World Bulletin/News Desk
Crimea's parliament has the right to hold a referendum on the region's future status and if its people vote to join Russia, Russia's upper house of parliament will support their decision, the assembly's speaker said on Friday.
Dismissing suggestions that Russia was planning to invade Ukraine, Valentina Matviyenko supported the decision by parliament in Ukraine's southern region on Thursday to hold a referendum on joining Russia on March 16.
"Yesterday we learned about the historic decision taken by the Crimean parliament to hold a referendum on accession, on entry into the Russian Federation," said Valentina Matviyenko, head of the Russian Federation Council.
"Without a doubt, the Crimean parliament, as a legitimate authority, has that right ... The sovereign right of the people to determine their future," she said, welcoming a delegation from Crimea which included the region's new Moscow-installed leader, Vladimir Konstantinov.
"If the people of Crimea take the decision in the referendum to join Russia, we, as the upper house, will of course support such a decision," said Matviyenko.
"It's complete nonsense, it absolutely does not reflect our intentions, the feelings of empathy and the pain we feel for the Ukrainian people," she said.
"We are absolutely sure that there will never be a war between the two brotherly nations."
"Regardless of all the efforts of our president, his readiness to explain Russia's position practically on a daily basis, we still hit a wall of no understanding," Peskov said in comments due to broadcast on state television Rossiya 24 on Sunday.
"It is rather sad and what is worse is that it is very bad from the point of view of possible repercussions."
France's foreign minister said on Friday that if a first round of sanctions did not succeed against Russia in the wake of its military intervention in Ukraine, a second could follow, targeting Russian businesses and people close to President Vladimir Putin.
"If there are not very swift results, there will be new measures aimed at those responsible and Russian businesses," Laurent Fabius told France Info radio.
"It could be freezing assets, it could be cancellations, it could be refusing visas," he added, without elaborating.
Fabius called the situation in Ukraine "a serious crisis, maybe one of the most serious since the Cold War".
Fabius said any new move by Russia to bring Crimea, which has an ethnic Russian majority, formally under its control could have "grave consequences" for relations between Russia and Europe.
"There will be no more international stability if a region ... because it's solicited by a neighbouring country, can decide to change its borders and attach itself to its neighbour," Fabius added.
Any deterioration of economic ties between Russia and its trading partners could be a "very big blow" to Moscow, Fabius said, adding that any new sanctions could target Putin's inner circle.
An emergency EU summit on Thursday resulted in only minor steps - a suspension of talks with Moscow on visas and a new investment pact - but warned of tougher steps if there was no negotiated solution to the Ukraine crisis.
U.S. President Barack Obama went further, ordering sanctions against figures responsible for the military intervention in Ukraine, including travel bans and a freezing of their assets in the United States, although a U.S. official said Putin was not on the list.

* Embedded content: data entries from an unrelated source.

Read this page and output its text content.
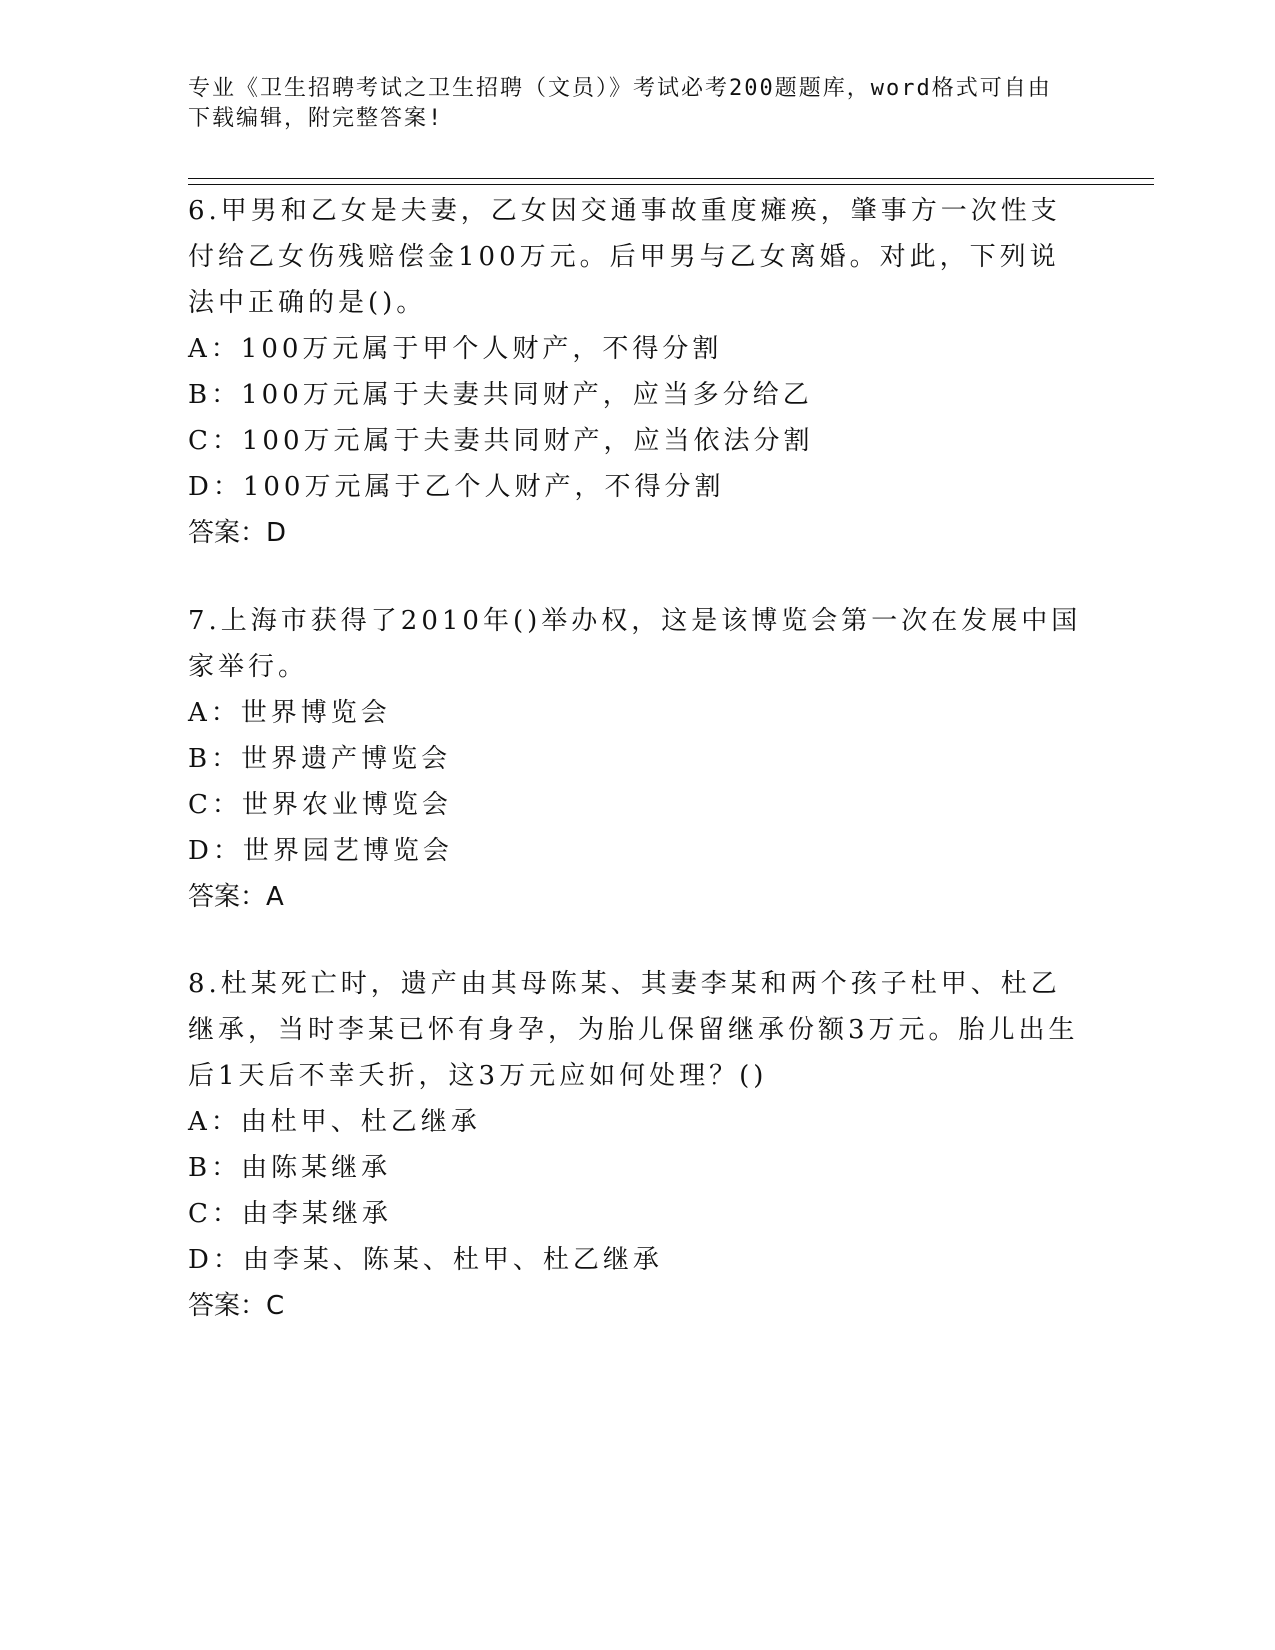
专业《卫生招聘考试之卫生招聘（文员）》考试必考200题题库，word格式可自由下载编辑，附完整答案!

6.甲男和乙女是夫妻，乙女因交通事故重度瘫痪，肇事方一次性支付给乙女伤残赔偿金100万元。后甲男与乙女离婚。对此，下列说法中正确的是()。

A：100万元属于甲个人财产，不得分割

B：100万元属于夫妻共同财产，应当多分给乙

C：100万元属于夫妻共同财产，应当依法分割

D：100万元属于乙个人财产，不得分割

答案：D

7.上海市获得了2010年()举办权，这是该博览会第一次在发展中国家举行。

A：世界博览会

B：世界遗产博览会

C：世界农业博览会

D：世界园艺博览会

答案：A

8.杜某死亡时，遗产由其母陈某、其妻李某和两个孩子杜甲、杜乙继承，当时李某已怀有身孕，为胎儿保留继承份额3万元。胎儿出生后1天后不幸夭折，这3万元应如何处理？()

A：由杜甲、杜乙继承

B：由陈某继承

C：由李某继承

D：由李某、陈某、杜甲、杜乙继承

答案：C
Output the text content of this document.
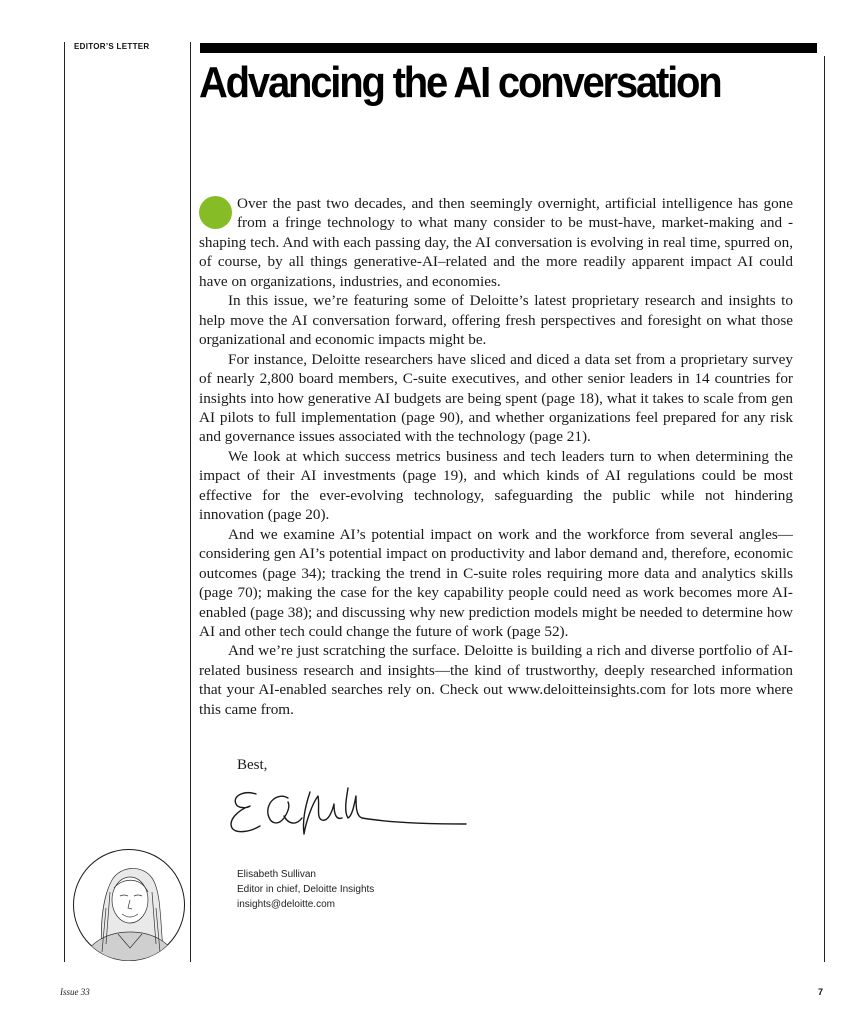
EDITOR’S LETTER
Advancing the AI conversation

Over the past two decades, and then seemingly overnight, artificial intelligence has gone from a fringe technology to what many consider to be must-have, market-making and -shaping tech. And with each passing day, the AI conversation is evolving in real time, spurred on, of course, by all things generative-AI–related and the more readily apparent impact AI could have on organizations, industries, and economies.

In this issue, we’re featuring some of Deloitte’s latest proprietary research and insights to help move the AI conversation forward, offering fresh perspectives and foresight on what those organizational and economic impacts might be.

For instance, Deloitte researchers have sliced and diced a data set from a proprietary survey of nearly 2,800 board members, C-suite executives, and other senior leaders in 14 countries for insights into how generative AI budgets are being spent (page 18), what it takes to scale from gen AI pilots to full implementation (page 90), and whether organizations feel prepared for any risk and governance issues associated with the technology (page 21).

We look at which success metrics business and tech leaders turn to when determining the impact of their AI investments (page 19), and which kinds of AI regulations could be most effective for the ever-evolving technology, safeguarding the public while not hindering innovation (page 20).

And we examine AI’s potential impact on work and the workforce from several angles—considering gen AI’s potential impact on productivity and labor demand and, therefore, economic outcomes (page 34); tracking the trend in C-suite roles requiring more data and analytics skills (page 70); making the case for the key capability people could need as work becomes more AI-enabled (page 38); and discussing why new prediction models might be needed to determine how AI and other tech could change the future of work (page 52).

And we’re just scratching the surface. Deloitte is building a rich and diverse portfolio of AI-related business research and insights—the kind of trustworthy, deeply researched information that your AI-enabled searches rely on. Check out www.deloitteinsights.com for lots more where this came from.

Best,
Elisabeth Sullivan
Editor in chief, Deloitte Insights
insights@deloitte.com
Issue 33	7
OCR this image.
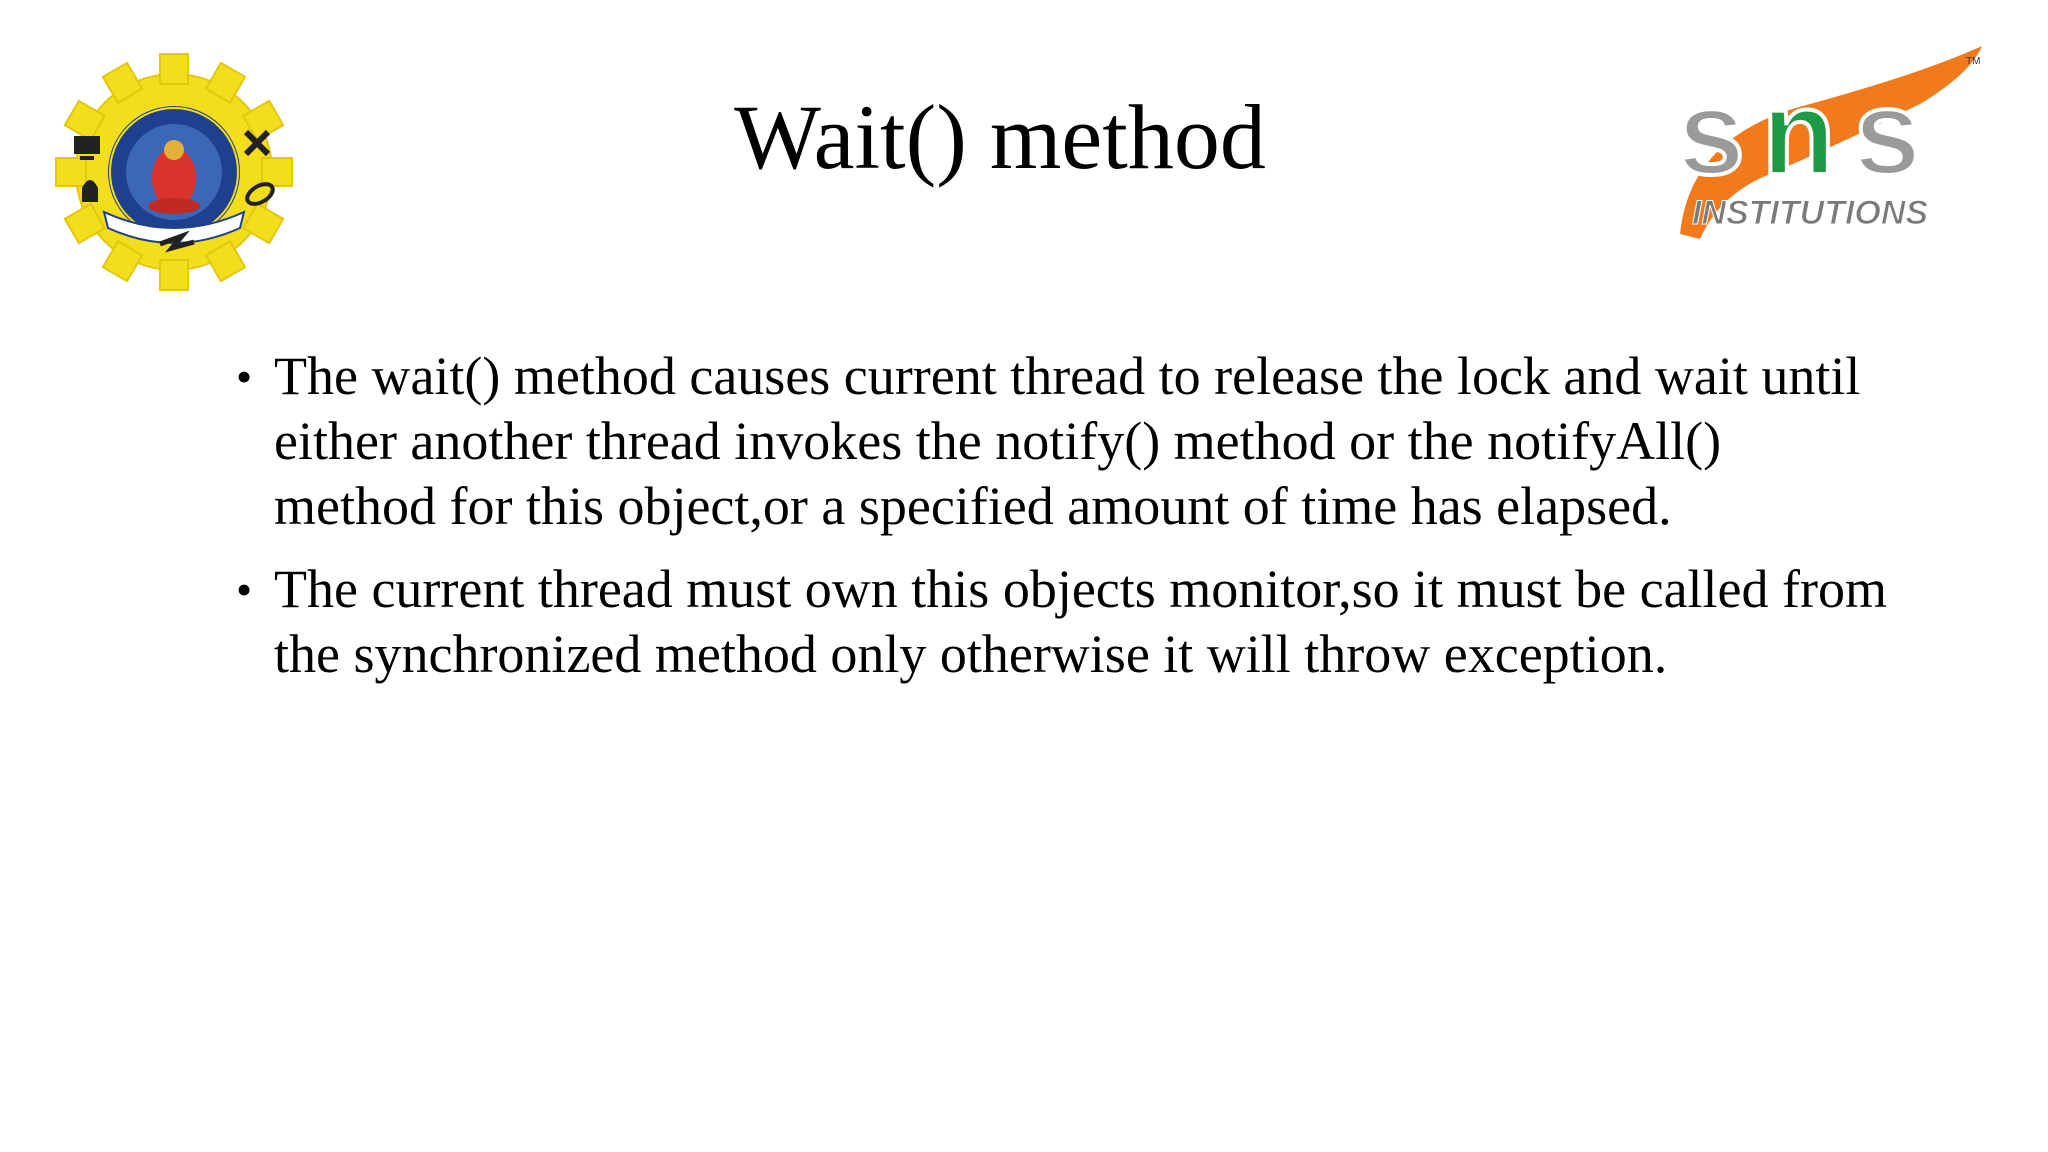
Wait() method	s n s
INSTITUTIONS
TM
• The wait() method causes current thread to release the lock and wait until either another thread invokes the notify() method or the notifyAll() method for this object,or a specified amount of time has elapsed.
• The current thread must own this objects monitor,so it must be called from the synchronized method only otherwise it will throw exception.
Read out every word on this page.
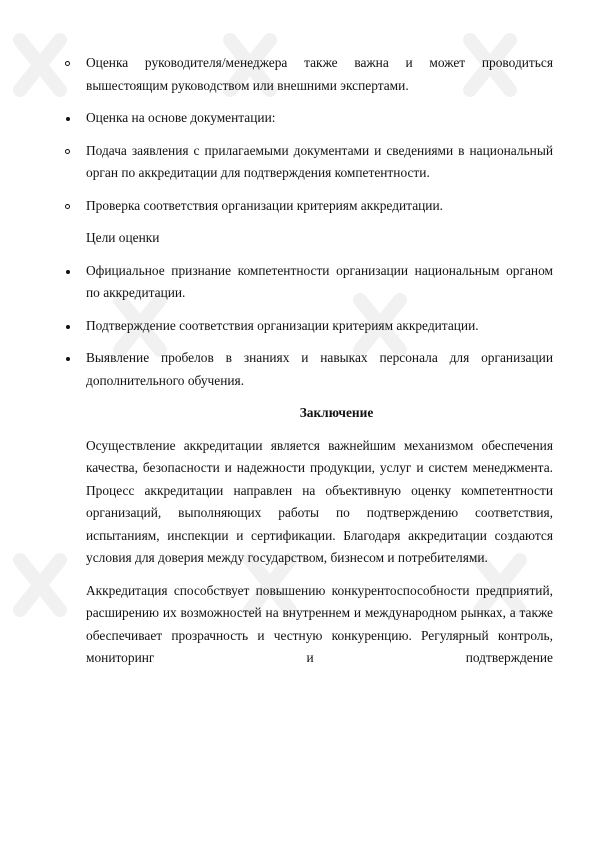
Оценка руководителя/менеджера также важна и может проводиться вышестоящим руководством или внешними экспертами.

Оценка на основе документации:

Подача заявления с прилагаемыми документами и сведениями в национальный орган по аккредитации для подтверждения компетентности.

Проверка соответствия организации критериям аккредитации.

Цели оценки

Официальное признание компетентности организации национальным органом по аккредитации.

Подтверждение соответствия организации критериям аккредитации.

Выявление пробелов в знаниях и навыках персонала для организации дополнительного обучения.

Заключение

Осуществление аккредитации является важнейшим механизмом обеспечения качества, безопасности и надежности продукции, услуг и систем менеджмента. Процесс аккредитации направлен на объективную оценку компетентности организаций, выполняющих работы по подтверждению соответствия, испытаниям, инспекции и сертификации. Благодаря аккредитации создаются условия для доверия между государством, бизнесом и потребителями.

Аккредитация способствует повышению конкурентоспособности предприятий, расширению их возможностей на внутреннем и международном рынках, а также обеспечивает прозрачность и честную конкуренцию. Регулярный контроль, мониторинг и подтверждение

Sanctions are not the best way to resolve the crisis in Ukraine, China's foreign ministry said on Friday, after Crimea's parliament voted to join Russia, in a dramatic escalation of the crisis in the region.
China and Russia, both permanent members of the United Nations' Security Council, have close ties and see eye-to-eye on many global diplomatic issues, such as the crisis in Syria.
Chinese Foreign Ministry spokesman Qin Gang said it was important to find a political solution.
"China has consistently opposed the easy use of sanctions in international relations, or using sanctions as a threat," he told a daily news briefing.
"In the present situation, we hope that all sides can take steps which avoid a further worsening in tensions and work hard to find a way for a political solution to the crisis. This is the fundamental way out."
Asked if China also believed the referendum in Crimea would be a breach of international law, Qin did not answer directly.
"We call on all sides in Ukraine to peacefully resolve the relevant issue within a legal, orderly framework via dialogue and negotiations and earnestly safeguard the interests of all the people in Ukraine and bring order back as soon as possible and maintain peace and stability in this region."
He did not elaborate.
China has so far shown little public interest in participating in any financial aid for Ukraine, or getting involved diplomatically, in line with its low-key approach to many international crises.
The foreign ministry has said it will not interfere in what it considers an internal affair and it respects the Ukrainian people's decisions, adding that it would like to continue to develop "friendly cooperation" with Ukraine.
It has also said that China respected Ukraine's independence, sovereignty and territorial integrity.
Ukrainian President Viktor Yanukovich visited China in December in the hope of winning much-needed financial aid, but China did not say it would provide any loans.
Yanukovich, who was overthrown last month after three months of street protests, said at the time that deals signed with China might bring Ukraine about $8 billion in investment.